Saul Karoo, our hero of sorts, is a Hollywood script doctor. He heals sick movie scripts. He has attained a reputation, standard of living, divorce and drink problem concomitant with his position. At this party, and any other occasion, he is expected (by his ex-wife in particular) to play the role of the drunk, and the absent father to his brilliant and gorgeous son. The problem is that however much he drinks, he can’t get drunk. Yet the weight of expectation upon him to make a fool of himself is so heavy, and to disappoint would be so churlish, that he feigns drunkenness. This is the paradox of Saul: tied up in his outer asshole appearance is an inner angel that can’t break out in case it shatters anyone else’s illusions. See - the asshole is actually a decent, caring, compassionate and sensitive soul. This is a paradox many of us can associate with, or aspire to at least, particularly boys working in the rocknroll wolrd of counter cultural publishing.
So far, you may think, so what? It is the same line - albeit wittier - that one could cruelly accuse of any Rebel Inc type novel of the time.
But Karoo is so far beyond this. I have given this book to many friends. I gave it to my wife - before we even began a relationship - as my favourite book (which it remains). As she worked in publishing too - and I was desperate to impress beyond my ‘Rebel Inc’ credentials - the stakes were high. It won hands down and it may still be her favourite book.
As the book has slipped into obscurity and out of stock, and maybe out of print - a crime that would be the first remedy should I become a dictator or (close second) CEO of Waterstones - I have urged publishing friends to acquire and republish this book with the attention and care it merits.

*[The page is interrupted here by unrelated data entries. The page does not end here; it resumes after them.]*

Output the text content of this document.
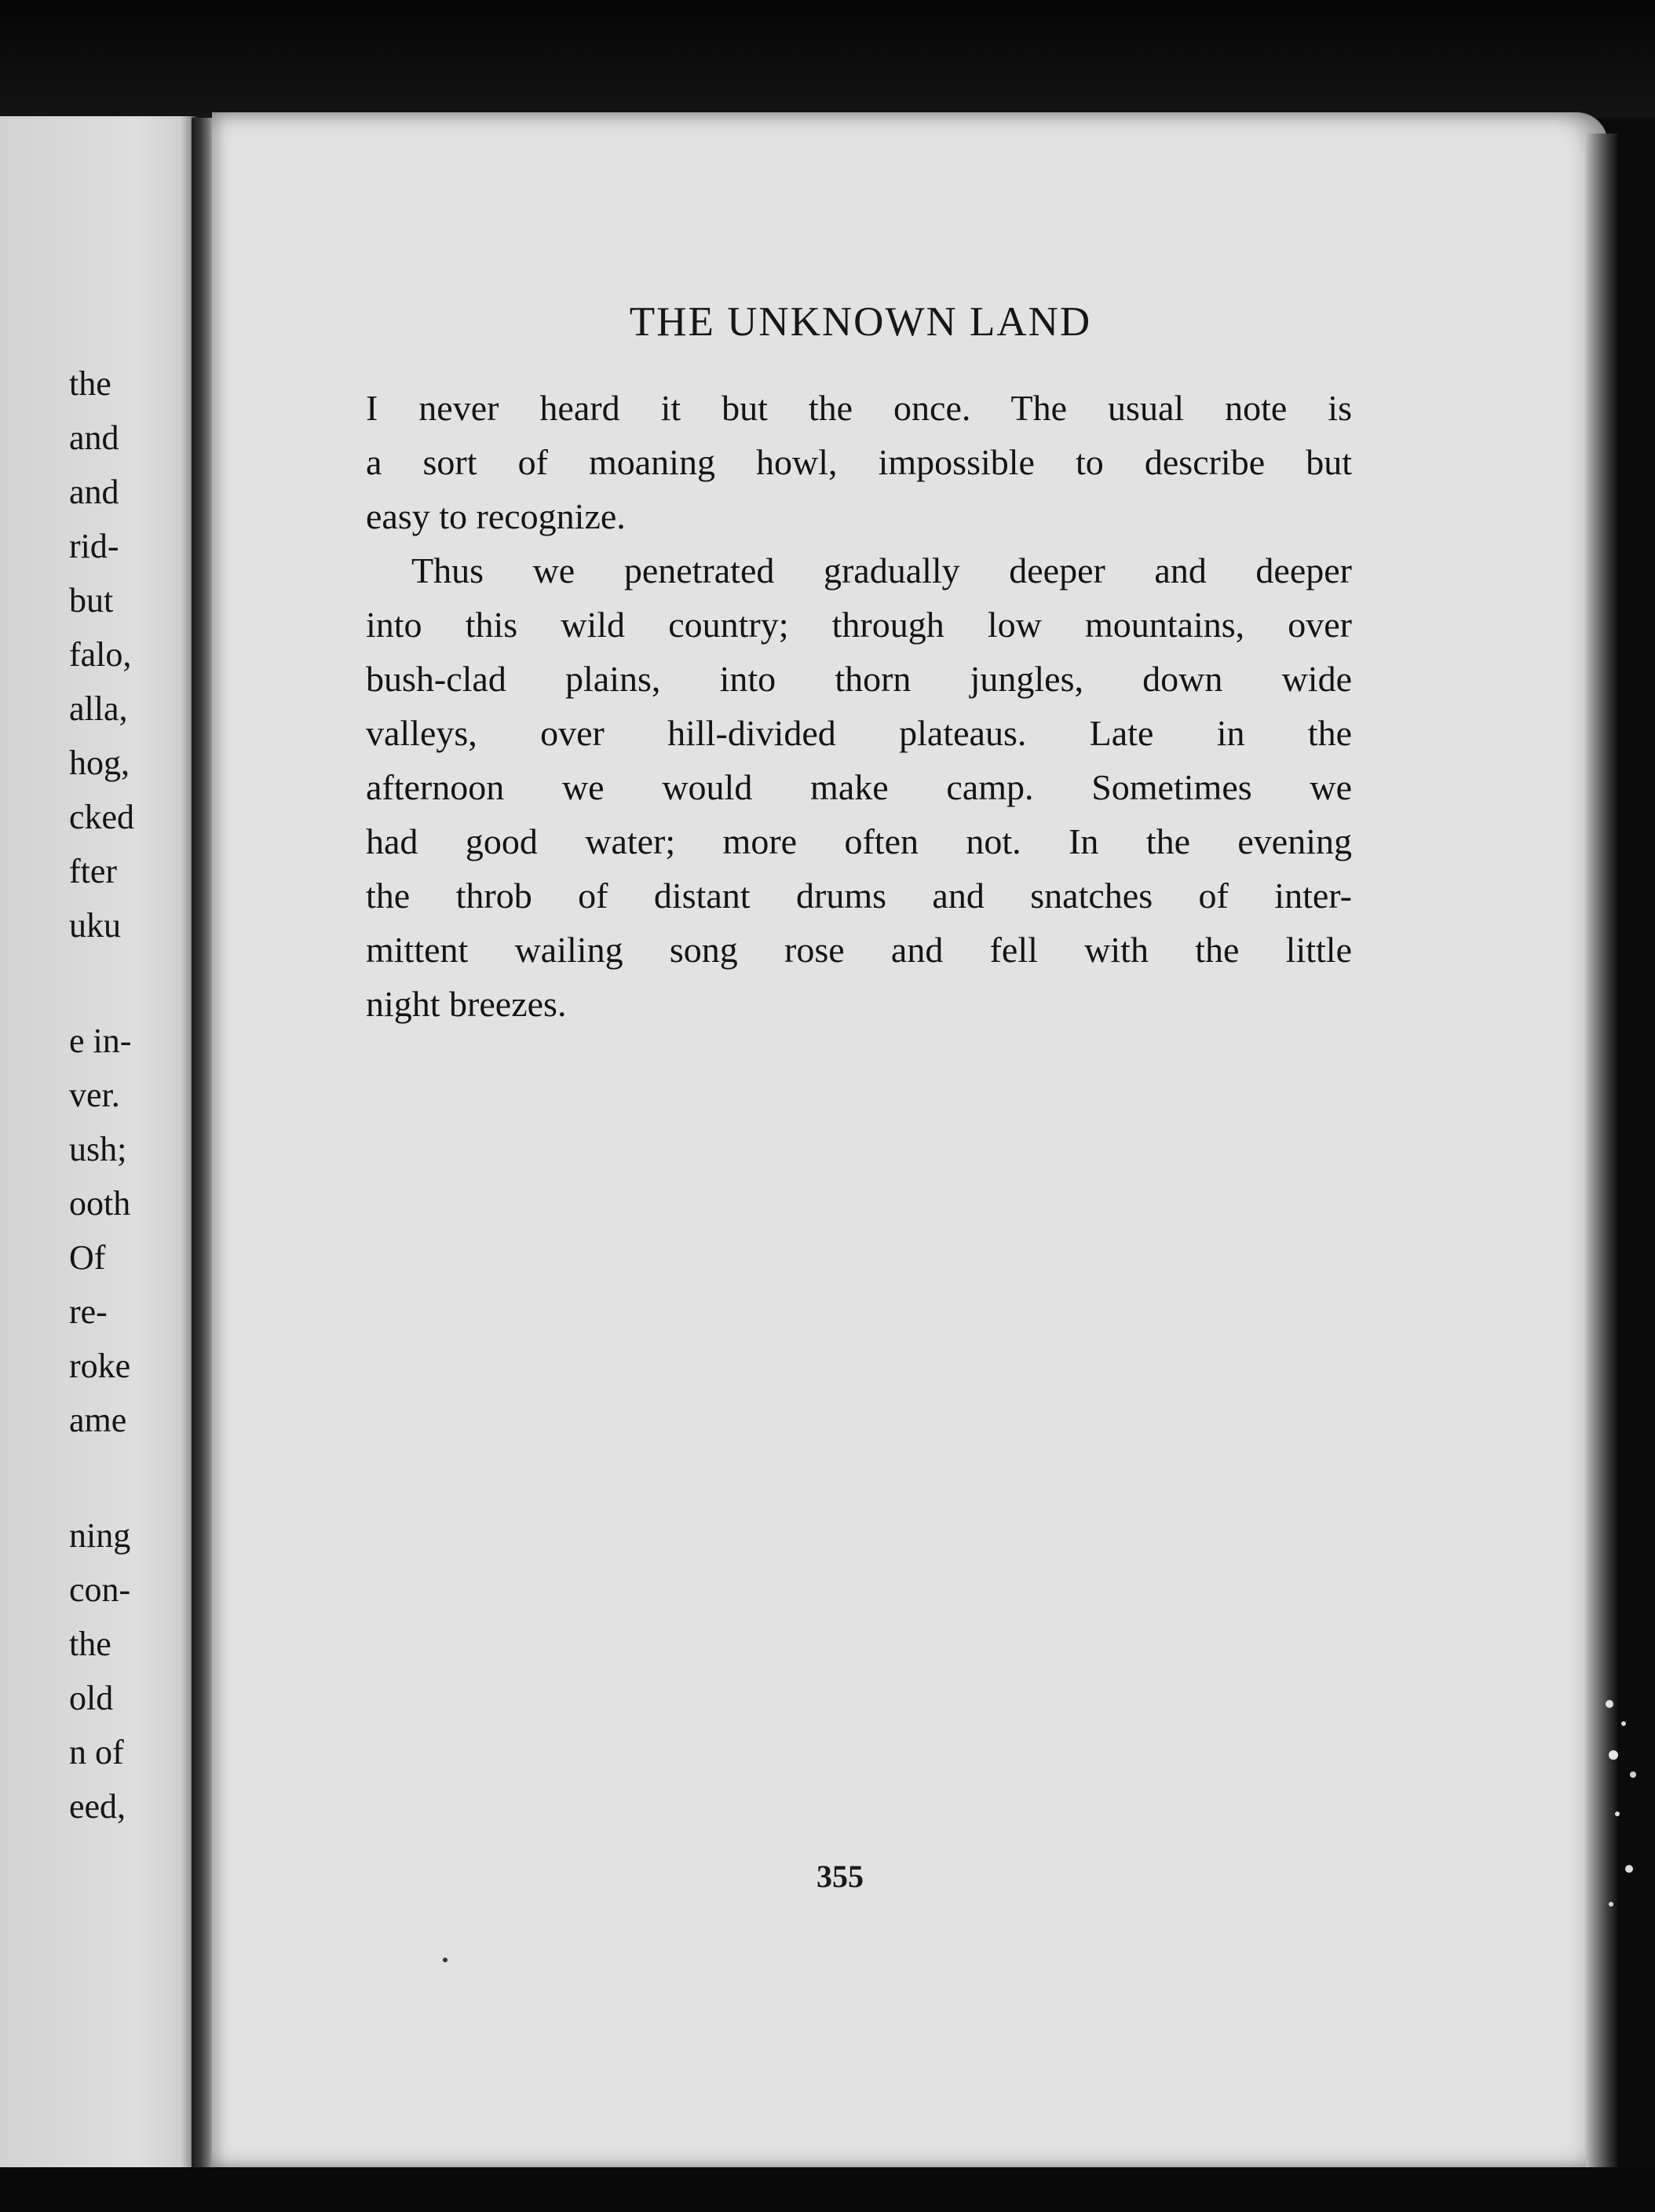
the
and
and
rid-
but
falo,
alla,
hog,
cked
fter
uku
e in-
ver.
ush;
ooth
Of
re-
roke
ame
ning
con-
the
old
n of
eed,
THE UNKNOWN LAND
I never heard it but the once. The usual note is
a sort of moaning howl, impossible to describe but
easy to recognize.
Thus we penetrated gradually deeper and deeper
into this wild country; through low mountains, over
bush-clad plains, into thorn jungles, down wide
valleys, over hill-divided plateaus. Late in the
afternoon we would make camp. Sometimes we
had good water; more often not. In the evening
the throb of distant drums and snatches of inter-
mittent wailing song rose and fell with the little
night breezes.
355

When, finally, after perhaps five years of monthly hectoring, one of these publishers read it on his honeymoon - he and his new wife perhaps came close to agreeing with me that it is at least “up there” with the best. Of course, he then tried to acquire it only to discover that it has been slated for reissue, apparently by Vintage.
I could rant on for ages. Talk about the people I thought should join EL Doctorow and introduce this book. Talk about the tragedy of Steve Tesich, the author, dying a rumoured two weeks after delivering the manuscript. I would love to, but I think I need to read it again.
Look, Karoo is the most moving, sensitive, funny, biting, cruel, uplifting, and god knows how many other words, book I have ever read.
I’ve read it four (soon to be five) times. It’s beyond a secret weapon - it’s… Just trust me. Read it.